We've been running this kill switch across our dev and sandbox GCP projects for a few months now. A few observations:

The dry-run mode is essential for testing. We initially deployed with DRY_RUN = "true" on all projects to validate the pipeline end-to-end. This caught an IAM permission issue — the Pub/Sub token creator binding was missing, and Eventarc was silently dropping messages. Without dry-run, we wouldn't have discovered this until a real incident.

Budget notifications are noisy. GCP sends budget alerts multiple times a day, even when spend is $0. The function handles this gracefully (it just compares and exits), but if you're watching Cloud Logging, expect to see a lot of "below threshold — no action" entries. This is normal.

Don't use this on production. This should go without saying, but disabling billing is a scorched-earth response. For production projects, use the alert thresholds for Slack/email notifications and set up proper cost anomaly detection instead. The kill switch is for environments where availability doesn't matter — dev, sandbox, PoC, demo projects.

Conclusion

GCP doesn't offer a native hard spending cap. Budget alerts notify you, but they don't act. This kill switch fills that gap for environments where runaway costs are a bigger risk than temporary downtime.

The entire stack is about 200 lines of Terraform and 50 lines of Python. You can stamp it across every dev project in your organization by changing a few tfvars.

If you're managing multiple GCP projects and want to set up spending controls, cost alerting, or broader FinOps automation, we'd be happy to help.

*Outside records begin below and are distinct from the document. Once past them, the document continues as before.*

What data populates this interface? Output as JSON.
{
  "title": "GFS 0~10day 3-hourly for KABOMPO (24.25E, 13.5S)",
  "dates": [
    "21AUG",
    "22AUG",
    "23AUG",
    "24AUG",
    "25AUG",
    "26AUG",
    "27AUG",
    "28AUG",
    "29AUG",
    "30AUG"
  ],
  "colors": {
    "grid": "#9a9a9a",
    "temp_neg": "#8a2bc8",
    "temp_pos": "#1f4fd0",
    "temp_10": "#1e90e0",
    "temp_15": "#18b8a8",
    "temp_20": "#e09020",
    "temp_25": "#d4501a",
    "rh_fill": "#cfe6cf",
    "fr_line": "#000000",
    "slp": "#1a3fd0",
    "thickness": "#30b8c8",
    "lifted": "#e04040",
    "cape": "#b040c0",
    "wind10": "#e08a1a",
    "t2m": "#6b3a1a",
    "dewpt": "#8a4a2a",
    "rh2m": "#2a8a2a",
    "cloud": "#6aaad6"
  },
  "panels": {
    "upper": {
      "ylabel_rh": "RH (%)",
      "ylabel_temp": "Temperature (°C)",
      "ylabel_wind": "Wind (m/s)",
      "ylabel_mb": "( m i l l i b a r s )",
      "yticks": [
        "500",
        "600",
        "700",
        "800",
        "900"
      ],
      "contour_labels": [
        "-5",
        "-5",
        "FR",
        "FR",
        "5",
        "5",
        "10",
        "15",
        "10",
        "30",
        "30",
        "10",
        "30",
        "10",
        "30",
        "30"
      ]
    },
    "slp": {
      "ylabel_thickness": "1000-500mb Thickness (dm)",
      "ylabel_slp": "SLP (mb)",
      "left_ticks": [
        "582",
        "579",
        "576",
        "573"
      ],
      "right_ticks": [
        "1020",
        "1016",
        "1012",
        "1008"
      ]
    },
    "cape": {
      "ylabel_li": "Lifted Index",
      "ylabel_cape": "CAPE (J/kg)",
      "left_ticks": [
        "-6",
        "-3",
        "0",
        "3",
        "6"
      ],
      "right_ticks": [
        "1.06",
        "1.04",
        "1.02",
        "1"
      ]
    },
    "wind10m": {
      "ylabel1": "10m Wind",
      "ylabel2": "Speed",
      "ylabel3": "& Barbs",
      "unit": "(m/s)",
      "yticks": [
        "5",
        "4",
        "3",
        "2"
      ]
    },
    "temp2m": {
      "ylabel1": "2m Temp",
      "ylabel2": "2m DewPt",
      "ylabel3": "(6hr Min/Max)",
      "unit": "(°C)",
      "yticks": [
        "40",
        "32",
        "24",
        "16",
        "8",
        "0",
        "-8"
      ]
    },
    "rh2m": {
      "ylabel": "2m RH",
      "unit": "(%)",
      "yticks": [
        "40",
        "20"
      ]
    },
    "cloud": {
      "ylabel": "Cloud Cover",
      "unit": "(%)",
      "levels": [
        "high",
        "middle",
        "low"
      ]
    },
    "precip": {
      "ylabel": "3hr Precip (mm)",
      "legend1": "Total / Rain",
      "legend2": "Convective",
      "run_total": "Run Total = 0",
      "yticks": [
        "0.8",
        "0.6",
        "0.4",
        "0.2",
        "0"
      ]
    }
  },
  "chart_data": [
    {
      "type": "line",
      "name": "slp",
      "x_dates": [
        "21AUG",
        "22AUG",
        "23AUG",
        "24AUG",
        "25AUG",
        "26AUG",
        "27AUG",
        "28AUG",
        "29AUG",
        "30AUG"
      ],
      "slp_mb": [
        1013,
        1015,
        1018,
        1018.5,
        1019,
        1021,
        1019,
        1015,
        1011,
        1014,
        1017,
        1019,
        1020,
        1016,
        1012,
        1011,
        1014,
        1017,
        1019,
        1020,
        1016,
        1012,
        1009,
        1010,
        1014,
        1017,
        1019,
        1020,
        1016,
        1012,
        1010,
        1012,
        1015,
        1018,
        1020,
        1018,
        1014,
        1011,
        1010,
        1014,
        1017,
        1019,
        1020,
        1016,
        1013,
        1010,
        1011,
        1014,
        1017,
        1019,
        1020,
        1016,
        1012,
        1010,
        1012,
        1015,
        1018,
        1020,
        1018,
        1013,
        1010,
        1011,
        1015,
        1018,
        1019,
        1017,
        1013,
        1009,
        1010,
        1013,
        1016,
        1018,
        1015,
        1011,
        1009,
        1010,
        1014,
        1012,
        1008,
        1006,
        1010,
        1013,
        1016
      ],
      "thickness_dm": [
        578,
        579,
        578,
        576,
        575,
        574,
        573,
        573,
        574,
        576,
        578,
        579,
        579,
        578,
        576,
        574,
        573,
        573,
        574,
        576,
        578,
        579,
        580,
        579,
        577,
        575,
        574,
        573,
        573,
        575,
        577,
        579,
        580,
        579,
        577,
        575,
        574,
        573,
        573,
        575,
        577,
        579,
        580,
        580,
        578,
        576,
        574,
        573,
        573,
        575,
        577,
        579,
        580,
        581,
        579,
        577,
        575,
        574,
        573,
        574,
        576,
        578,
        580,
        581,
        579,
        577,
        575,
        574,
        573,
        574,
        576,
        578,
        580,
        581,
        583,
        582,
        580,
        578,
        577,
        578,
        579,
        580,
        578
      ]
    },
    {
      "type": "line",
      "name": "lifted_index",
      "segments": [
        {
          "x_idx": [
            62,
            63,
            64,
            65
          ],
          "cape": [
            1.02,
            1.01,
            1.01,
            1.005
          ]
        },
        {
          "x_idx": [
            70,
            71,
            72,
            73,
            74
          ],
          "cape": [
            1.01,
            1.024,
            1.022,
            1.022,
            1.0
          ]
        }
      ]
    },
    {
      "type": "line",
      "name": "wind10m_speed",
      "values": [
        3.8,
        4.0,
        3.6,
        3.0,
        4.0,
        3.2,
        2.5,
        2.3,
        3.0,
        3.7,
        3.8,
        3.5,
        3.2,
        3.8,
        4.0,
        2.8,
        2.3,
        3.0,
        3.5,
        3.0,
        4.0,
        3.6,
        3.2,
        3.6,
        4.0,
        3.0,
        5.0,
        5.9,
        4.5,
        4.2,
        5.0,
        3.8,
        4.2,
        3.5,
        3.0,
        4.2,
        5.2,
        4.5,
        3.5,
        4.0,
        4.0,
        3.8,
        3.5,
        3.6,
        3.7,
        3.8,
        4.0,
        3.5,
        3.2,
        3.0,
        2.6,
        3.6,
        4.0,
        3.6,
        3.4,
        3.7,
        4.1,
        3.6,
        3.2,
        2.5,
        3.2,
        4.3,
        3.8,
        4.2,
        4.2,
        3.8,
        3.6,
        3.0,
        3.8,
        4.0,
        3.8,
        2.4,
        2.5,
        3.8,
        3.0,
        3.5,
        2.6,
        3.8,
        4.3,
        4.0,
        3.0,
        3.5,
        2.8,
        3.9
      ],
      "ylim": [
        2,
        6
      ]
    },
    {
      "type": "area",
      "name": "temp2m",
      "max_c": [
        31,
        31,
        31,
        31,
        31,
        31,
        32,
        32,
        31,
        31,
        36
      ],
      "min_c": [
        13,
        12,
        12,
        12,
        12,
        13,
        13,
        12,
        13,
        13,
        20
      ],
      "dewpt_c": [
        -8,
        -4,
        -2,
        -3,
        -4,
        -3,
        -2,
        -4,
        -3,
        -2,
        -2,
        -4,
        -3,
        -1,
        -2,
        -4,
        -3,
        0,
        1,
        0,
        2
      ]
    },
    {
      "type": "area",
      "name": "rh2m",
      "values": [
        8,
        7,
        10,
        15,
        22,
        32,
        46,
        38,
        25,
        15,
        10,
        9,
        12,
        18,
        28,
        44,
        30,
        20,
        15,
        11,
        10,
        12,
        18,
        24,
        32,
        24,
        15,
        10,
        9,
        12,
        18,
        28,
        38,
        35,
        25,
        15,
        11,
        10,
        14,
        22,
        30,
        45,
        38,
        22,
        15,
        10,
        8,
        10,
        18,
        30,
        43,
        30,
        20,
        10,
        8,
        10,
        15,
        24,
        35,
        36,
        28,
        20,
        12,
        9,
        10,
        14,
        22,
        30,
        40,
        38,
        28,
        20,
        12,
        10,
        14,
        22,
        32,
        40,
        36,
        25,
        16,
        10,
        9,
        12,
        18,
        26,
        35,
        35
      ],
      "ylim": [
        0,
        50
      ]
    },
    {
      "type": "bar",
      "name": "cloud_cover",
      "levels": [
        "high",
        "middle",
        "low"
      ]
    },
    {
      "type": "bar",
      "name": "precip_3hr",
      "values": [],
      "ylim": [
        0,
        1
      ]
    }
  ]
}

If you're exploring more DevOps, Kubernetes, and Terraform use cases, check out these detailed guides:

FAQs

Does GCP have a spending limit?

No, GCP only provides alerts and does not stop billing automatically.

What happens when billing is disabled?

All paid services stop, but your data remains safe.

Can I use this in production?

No, it is recommended only for dev and test environments.

Why use Terraform for this?

Terraform allows you to automate and replicate this setup across multiple projects.